His unit ended up drawing from squadron funds to help him pay his travel card, allowing him to stay in his hotel and keep his rental car for months, he said.
“In the meantime I was getting chased down by leadership to use my personal money to pay off the card,” said Monahan, who eventually had to pay a couple thousand dollars out of pocket.
When problems with DTS prevent young soldiers from paying their bills on time, it can create lasting damage to their credit scores, said Alex Plitsas, a former sergeant in the Army Reserve.
Soldiers are required to use a government credit card and then submit a travel voucher within five days of the end of their trip, but they don’t always have the time to do so, Plitsas said. Another problem is that administrative and bureaucratic mistakes often result in requests for reimbursements being rejected, so soldiers’ credit card bills are not paid on time.
“Even though it’s a government credit card it affects the soldiers personal credit score. Not always easy to explain to an 18-year-old off the farm who has never had a credit card in their life,” Plitsas said. “They tend not to understand the potential impact of having negative credit entries. This is compounded by the fact that there are a number of car dealerships, payday loans, etc. targeting young soldiers right off of the bases and having poor credit scores makes those predatory loans even worse.”
Not all of the problems associated with DTS are a result of the system itself, said former Army Major Alan Van Saun.
The whole travel reimbursement process is difficult because the Joint Travel Regulations are very nuanced and complex, said Van Saun, who left active duty in 2019.
Another complication is that travel vouchers need to be approved before troops can be reimbursed, said Van Saun, who has seen entire brigades where only one, two, or three people are capable of granting that approval.
“They are just absolutely swamped with authorizations and vouchers that they’re trying to review and approve and it creates a huge bottleneck, a huge delay,” Van Saun said.

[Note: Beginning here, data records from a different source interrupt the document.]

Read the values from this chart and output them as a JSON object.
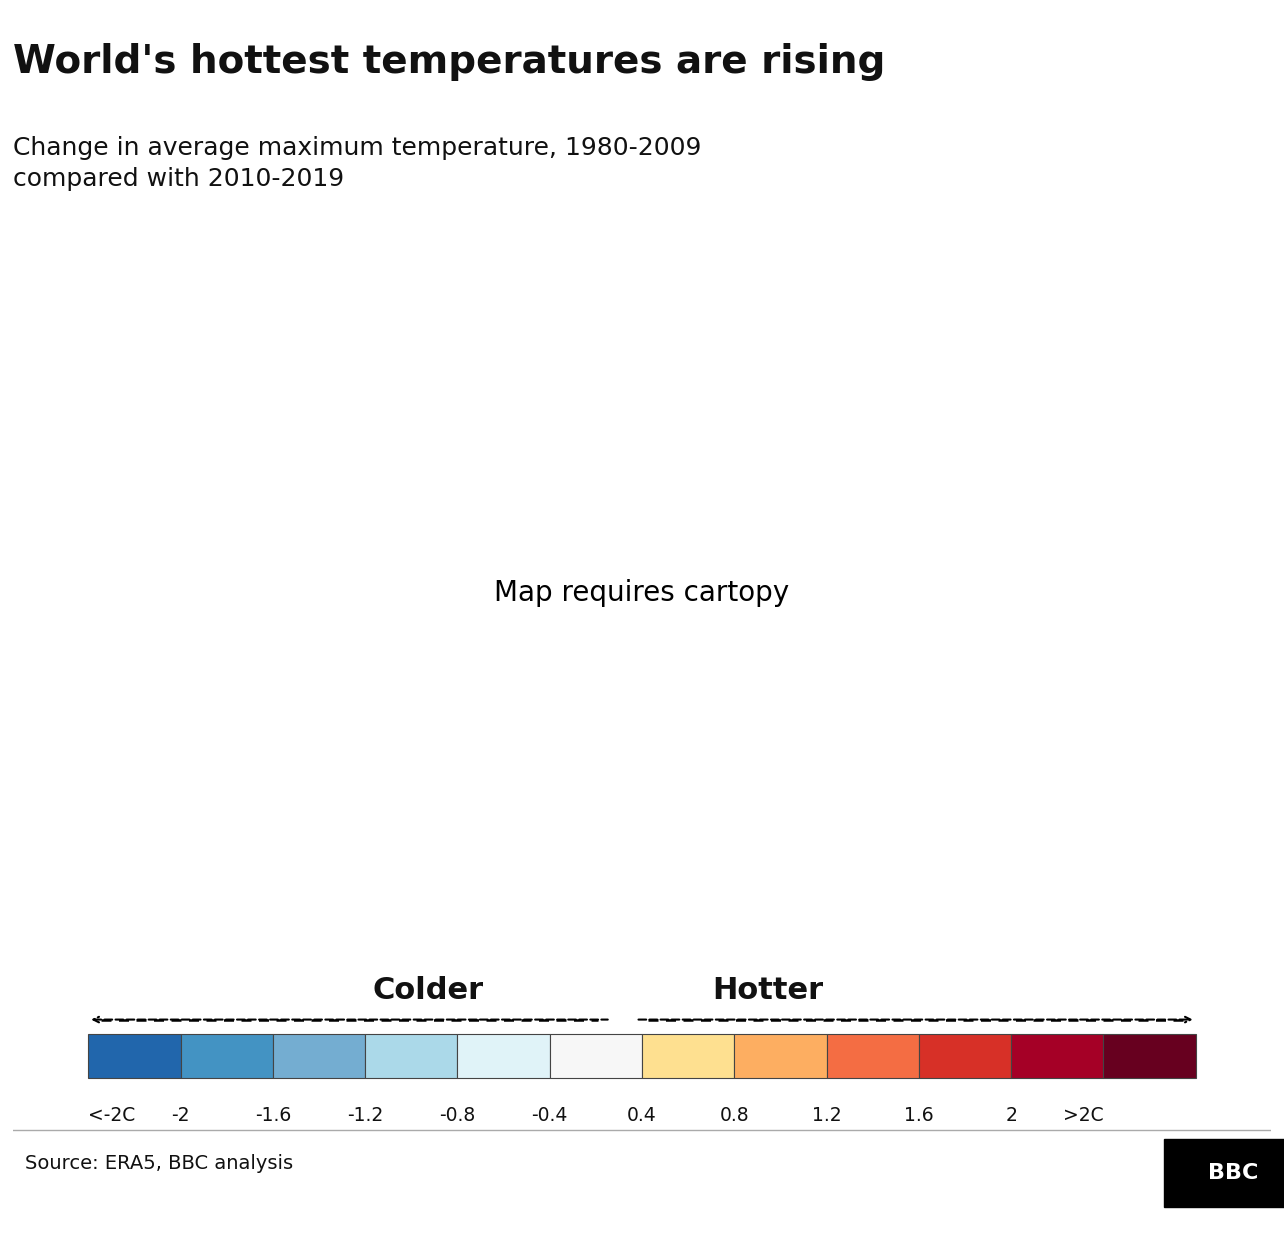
{
  "title": "World's hottest temperatures are rising",
  "subtitle_line1": "Change in average maximum temperature, 1980-2009",
  "subtitle_line2": "compared with 2010-2019",
  "source": "Source: ERA5, BBC analysis",
  "colder_label": "Colder",
  "hotter_label": "Hotter",
  "colorbar_labels": [
    "<-2C",
    "-2",
    "-1.6",
    "-1.2",
    "-0.8",
    "-0.4",
    "0.4",
    "0.8",
    "1.2",
    "1.6",
    "2",
    ">2C"
  ],
  "colorbar_colors": [
    "#2166ac",
    "#4393c3",
    "#74add1",
    "#abd9e9",
    "#e0f3f8",
    "#f7f7f7",
    "#fee090",
    "#fdae61",
    "#f46d43",
    "#d73027",
    "#a50026",
    "#67001f"
  ],
  "background_color": "#ffffff",
  "title_fontsize": 28,
  "subtitle_fontsize": 18,
  "source_fontsize": 14,
  "label_fontsize": 20
}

Units can create further delays by demanding that troops submit receipts for expenses under $75, which is not a requirement under the federal travel regulations, he said.
“So, if I go to claim a taxi ride or overnight parking at the airport, something like that, I – by the regulation – don’t have to submit a receipt,” Van Saun said. “And you’ll have organizations that say: No, we need a receipt for everything – and will kick back a voucher because of something silly like a $10 airport parking fee. And that voucher gets kicked back and now your process basically starts over.”

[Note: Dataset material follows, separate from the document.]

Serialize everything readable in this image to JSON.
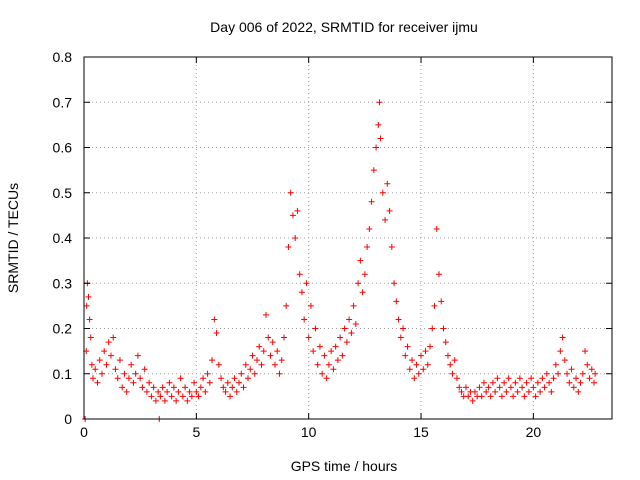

That requires service members to submit their vouchers several times, he said. The back-and-forth can last so long that the charges on the government credit card become overdue.
“Now you are on a hit list with the command team because your government travel card hasn’t been paid and because your DTS voucher hasn’t been approved,” Van Saun said. “And they come down hard on the soldier.”

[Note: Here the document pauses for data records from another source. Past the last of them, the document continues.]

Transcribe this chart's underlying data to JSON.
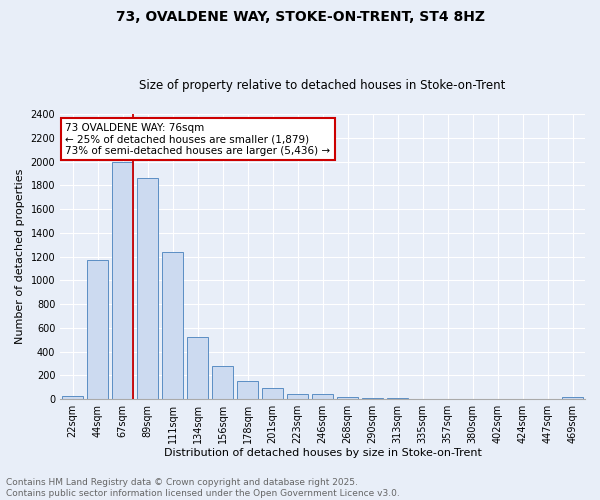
{
  "title": "73, OVALDENE WAY, STOKE-ON-TRENT, ST4 8HZ",
  "subtitle": "Size of property relative to detached houses in Stoke-on-Trent",
  "xlabel": "Distribution of detached houses by size in Stoke-on-Trent",
  "ylabel": "Number of detached properties",
  "footer_line1": "Contains HM Land Registry data © Crown copyright and database right 2025.",
  "footer_line2": "Contains public sector information licensed under the Open Government Licence v3.0.",
  "bar_labels": [
    "22sqm",
    "44sqm",
    "67sqm",
    "89sqm",
    "111sqm",
    "134sqm",
    "156sqm",
    "178sqm",
    "201sqm",
    "223sqm",
    "246sqm",
    "268sqm",
    "290sqm",
    "313sqm",
    "335sqm",
    "357sqm",
    "380sqm",
    "402sqm",
    "424sqm",
    "447sqm",
    "469sqm"
  ],
  "bar_values": [
    30,
    1170,
    2000,
    1860,
    1240,
    520,
    275,
    155,
    95,
    40,
    40,
    20,
    10,
    10,
    5,
    5,
    5,
    5,
    2,
    2,
    15
  ],
  "bar_color": "#ccdaf0",
  "bar_edge_color": "#5b8ec4",
  "annotation_text": "73 OVALDENE WAY: 76sqm\n← 25% of detached houses are smaller (1,879)\n73% of semi-detached houses are larger (5,436) →",
  "annotation_box_edge": "#cc0000",
  "redline_bin": 2,
  "ylim": [
    0,
    2400
  ],
  "yticks": [
    0,
    200,
    400,
    600,
    800,
    1000,
    1200,
    1400,
    1600,
    1800,
    2000,
    2200,
    2400
  ],
  "bg_color": "#e8eef8",
  "plot_bg_color": "#e8eef8",
  "grid_color": "#ffffff",
  "title_fontsize": 10,
  "subtitle_fontsize": 8.5,
  "axis_label_fontsize": 8,
  "tick_fontsize": 7,
  "annotation_fontsize": 7.5,
  "footer_fontsize": 6.5
}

All of these problems are due to the burdensome travel regulations and the units themselves, not the software, Van Saun said.
But DTS also has a lot of problems that are inherent to the system, said retired Army Col. Arnold Strong.
Strong, who retired in 2017, said he spent the better part of a decade using DTS because he traveled so often. He found DTS so difficult to use during that time that he nicknamed it the “Don’t Travel Service”
“It’s been challenging for soldiers, leaders, NCOs, officers, and lower enlisted alike to navigate how to actually get from Point A to Point B,” Strong said. “I would usually run everything by an E-5 clerk that I had – even though it’s supposed to be very autonomous – I always wanted to make sure that I had expertise. Otherwise, you end up having long layovers, having poor connections, because it’s designed to find the cheapest source available for the government. So you end up going in sort of chaotic directions.”
UPDATE: This story was updated on May 12 with a statement from Pentagon spokeswoman Lisa Lawrence.